Du côté de Yokohama, où est établi le siège de Nissan, on trouve l’attitude de M. Senard incompréhensible, lui qui avait voté à deux reprises pour le système à trois comités. Et l’on craint que Renault, qui avait déjà fait nommer Thierry Bolloré, le directeur général de Renault, administrateur de Nissan, veuille imposer sa présence dans l’un des trois comités.

Depuis la mise en accusation, pour malversations financières, de l’ancien patron de l’Alliance, Carlos Ghosn, le 19 novembre 2018, les deux alliés sont à couteaux tirés

« Pour les hauts dirigeants de Nissan, c’est une trahison, observe un bon connaisseur de l’entreprise nippone.

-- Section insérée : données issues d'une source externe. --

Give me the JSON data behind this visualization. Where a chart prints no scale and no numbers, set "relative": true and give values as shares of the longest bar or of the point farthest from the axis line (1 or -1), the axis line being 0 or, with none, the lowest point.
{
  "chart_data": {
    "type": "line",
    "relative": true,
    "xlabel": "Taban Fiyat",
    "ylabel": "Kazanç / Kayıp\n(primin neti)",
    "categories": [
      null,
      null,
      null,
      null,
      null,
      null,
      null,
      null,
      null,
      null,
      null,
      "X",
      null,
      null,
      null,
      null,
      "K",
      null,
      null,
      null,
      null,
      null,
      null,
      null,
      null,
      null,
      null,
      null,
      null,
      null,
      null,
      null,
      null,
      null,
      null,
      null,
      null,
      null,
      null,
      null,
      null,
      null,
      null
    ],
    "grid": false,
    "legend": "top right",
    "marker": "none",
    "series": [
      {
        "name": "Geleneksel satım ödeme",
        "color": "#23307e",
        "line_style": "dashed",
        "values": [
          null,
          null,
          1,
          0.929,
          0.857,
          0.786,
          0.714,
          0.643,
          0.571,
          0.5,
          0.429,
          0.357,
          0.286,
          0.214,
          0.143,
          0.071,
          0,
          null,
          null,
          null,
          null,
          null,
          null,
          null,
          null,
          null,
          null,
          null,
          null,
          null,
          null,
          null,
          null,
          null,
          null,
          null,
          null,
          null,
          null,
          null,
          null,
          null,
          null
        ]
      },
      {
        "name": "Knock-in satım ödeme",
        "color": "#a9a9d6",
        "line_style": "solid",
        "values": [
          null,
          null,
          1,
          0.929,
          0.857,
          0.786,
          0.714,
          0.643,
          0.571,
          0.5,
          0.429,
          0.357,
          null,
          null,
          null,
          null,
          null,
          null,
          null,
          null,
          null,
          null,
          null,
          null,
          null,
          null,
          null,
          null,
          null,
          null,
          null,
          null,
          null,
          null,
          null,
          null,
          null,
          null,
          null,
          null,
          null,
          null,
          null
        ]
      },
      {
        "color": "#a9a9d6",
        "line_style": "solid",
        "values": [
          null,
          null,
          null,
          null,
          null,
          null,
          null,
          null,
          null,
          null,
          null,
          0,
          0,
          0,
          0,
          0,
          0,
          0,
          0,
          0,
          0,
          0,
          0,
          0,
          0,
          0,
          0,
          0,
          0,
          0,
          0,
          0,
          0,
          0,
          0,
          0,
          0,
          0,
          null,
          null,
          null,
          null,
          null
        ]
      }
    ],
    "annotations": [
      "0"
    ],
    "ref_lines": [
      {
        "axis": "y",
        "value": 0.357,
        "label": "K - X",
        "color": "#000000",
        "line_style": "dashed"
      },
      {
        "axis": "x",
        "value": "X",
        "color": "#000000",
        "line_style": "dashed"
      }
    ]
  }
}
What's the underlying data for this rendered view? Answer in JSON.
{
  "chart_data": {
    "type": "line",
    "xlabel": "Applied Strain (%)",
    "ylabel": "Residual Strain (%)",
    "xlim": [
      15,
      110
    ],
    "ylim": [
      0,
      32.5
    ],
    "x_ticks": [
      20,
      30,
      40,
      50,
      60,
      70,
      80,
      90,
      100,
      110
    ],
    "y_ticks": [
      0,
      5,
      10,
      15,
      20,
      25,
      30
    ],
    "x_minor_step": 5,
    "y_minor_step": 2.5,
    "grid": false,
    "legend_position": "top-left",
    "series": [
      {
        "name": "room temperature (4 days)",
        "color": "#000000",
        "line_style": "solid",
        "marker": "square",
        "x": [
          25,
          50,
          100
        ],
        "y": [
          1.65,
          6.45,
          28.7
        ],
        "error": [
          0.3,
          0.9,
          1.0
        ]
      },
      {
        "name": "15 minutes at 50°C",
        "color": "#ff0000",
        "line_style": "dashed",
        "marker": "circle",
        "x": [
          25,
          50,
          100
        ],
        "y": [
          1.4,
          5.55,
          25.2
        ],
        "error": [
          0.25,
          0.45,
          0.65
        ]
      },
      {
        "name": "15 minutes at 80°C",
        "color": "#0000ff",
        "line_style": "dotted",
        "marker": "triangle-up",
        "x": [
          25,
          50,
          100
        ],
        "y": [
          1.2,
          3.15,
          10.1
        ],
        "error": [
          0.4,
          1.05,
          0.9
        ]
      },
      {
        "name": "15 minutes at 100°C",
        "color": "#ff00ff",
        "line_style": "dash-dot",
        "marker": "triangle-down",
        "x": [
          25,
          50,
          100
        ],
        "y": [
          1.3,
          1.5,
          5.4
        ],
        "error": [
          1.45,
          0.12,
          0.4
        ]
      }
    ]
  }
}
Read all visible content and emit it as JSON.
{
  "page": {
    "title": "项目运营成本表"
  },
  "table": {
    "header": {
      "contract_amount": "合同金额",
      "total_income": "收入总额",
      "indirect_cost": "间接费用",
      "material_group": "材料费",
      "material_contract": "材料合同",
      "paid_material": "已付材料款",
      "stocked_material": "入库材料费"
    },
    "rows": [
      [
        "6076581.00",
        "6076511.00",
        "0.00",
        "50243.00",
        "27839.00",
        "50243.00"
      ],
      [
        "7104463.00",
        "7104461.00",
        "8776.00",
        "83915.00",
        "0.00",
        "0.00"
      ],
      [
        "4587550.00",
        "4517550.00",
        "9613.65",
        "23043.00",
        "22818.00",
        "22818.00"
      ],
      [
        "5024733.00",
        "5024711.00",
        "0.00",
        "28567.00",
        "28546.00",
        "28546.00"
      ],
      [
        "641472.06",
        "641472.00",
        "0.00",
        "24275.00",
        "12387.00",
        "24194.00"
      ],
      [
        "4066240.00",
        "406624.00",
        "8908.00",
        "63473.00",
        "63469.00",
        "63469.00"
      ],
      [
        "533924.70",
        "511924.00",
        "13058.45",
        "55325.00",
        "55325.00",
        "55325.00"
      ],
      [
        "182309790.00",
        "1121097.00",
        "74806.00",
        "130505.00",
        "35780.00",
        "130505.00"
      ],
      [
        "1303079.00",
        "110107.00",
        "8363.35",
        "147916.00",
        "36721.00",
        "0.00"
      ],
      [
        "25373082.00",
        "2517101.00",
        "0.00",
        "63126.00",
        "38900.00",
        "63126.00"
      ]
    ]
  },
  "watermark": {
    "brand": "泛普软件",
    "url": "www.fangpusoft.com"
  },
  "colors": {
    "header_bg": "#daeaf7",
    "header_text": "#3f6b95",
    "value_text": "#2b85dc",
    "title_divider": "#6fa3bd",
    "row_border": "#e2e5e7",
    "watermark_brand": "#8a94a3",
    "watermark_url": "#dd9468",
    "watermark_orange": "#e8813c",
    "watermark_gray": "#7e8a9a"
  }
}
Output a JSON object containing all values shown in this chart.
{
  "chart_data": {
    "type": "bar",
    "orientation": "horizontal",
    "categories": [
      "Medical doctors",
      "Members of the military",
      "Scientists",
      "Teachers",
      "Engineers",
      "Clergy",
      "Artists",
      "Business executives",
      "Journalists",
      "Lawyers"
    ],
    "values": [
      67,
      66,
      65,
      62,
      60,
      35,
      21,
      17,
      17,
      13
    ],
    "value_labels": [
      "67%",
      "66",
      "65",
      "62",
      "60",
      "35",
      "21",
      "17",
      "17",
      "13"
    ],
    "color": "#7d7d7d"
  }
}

Cette refondation est le résultat d’un long travail du comité spécial pour l’amélioration de la gouvernance, mis en place après l’affaire Ghosn et approuvé par les représentants de Renault. Deux objectifs fondamentaux ont été définis pour tâcher de ne pas renouveler les erreurs qui ont conduit à la crise actuelle : éviter la concentration des pouvoirs et prévenir les conflits d’intérêts. Dans cette logique, les dirigeants opérationnels de Renault et de Nissan ne peuvent donc être membres d’aucun des trois comités, pas plus Thierry Bolloré qu’Hiroto Saikawa. »

Cet épisode envenime une situation déjà dégradée. Depuis la mise en accusation, pour malversations financières, de l’ancien patron de l’Alliance, Carlos Ghosn, le 19 novembre 2018, les deux alliés sont à couteaux tirés. La nomination de Jean-Dominique Senard comme président de Renault en janvier avait fait retomber la pression, mais une première tentative de Renault, en avril, d’accélérer un rapprochement entre le groupe au losange et son alter ego japonais avait crispé Yokohama.

La fusion, sujet de friction

Il y a eu ensuite la tentative de fusion entre le constructeur français et FCA. Les dirigeants nippons, qui avaient été mis à l’écart des négociations entre Français et Italiens avaient, en refusant de voter pour le « deal », provoqué le retrait abrupt de l’offre de FCA, jeudi 6 juin.

Au G20 finances, le ministre de l’économie, Bruno Le Maire, se serait bien passé de ce nouvel accrochage. Tout au long du week-end, il a insisté sur l’importance de « renforcer » l’Alliance et laissé entendre que la fusion, sujet de friction entre Renault et Nissan, qui ne veut pas en entendre parler, n’était pas l’unique solution. « Si la fusion ne paraît pas une bonne option, alors trouvons-en une autre », a-t-il lancé.

Le locataire de Bercy a même a déclaré au Figaro que l’Etat français pourrait réduire sa participation dans Renault – qui s’élève à 15 % – pour consolider l’alliance avec Nissan. Ce geste envers la partie nippone, toujours hostile à la présence de l’Etat français au capital de Renault, pourrait inciter Nissan à revoir sa position sur un rapprochement Renault-FCA.

Cette perspective n’a pas complètement disparu du paysage, les rumeurs ayant été ravivées par la présence au siège de Nissan, lundi 10 juin, de Toby Myerson, l’un des principaux négociateurs de FCA pour le projet avec Renault.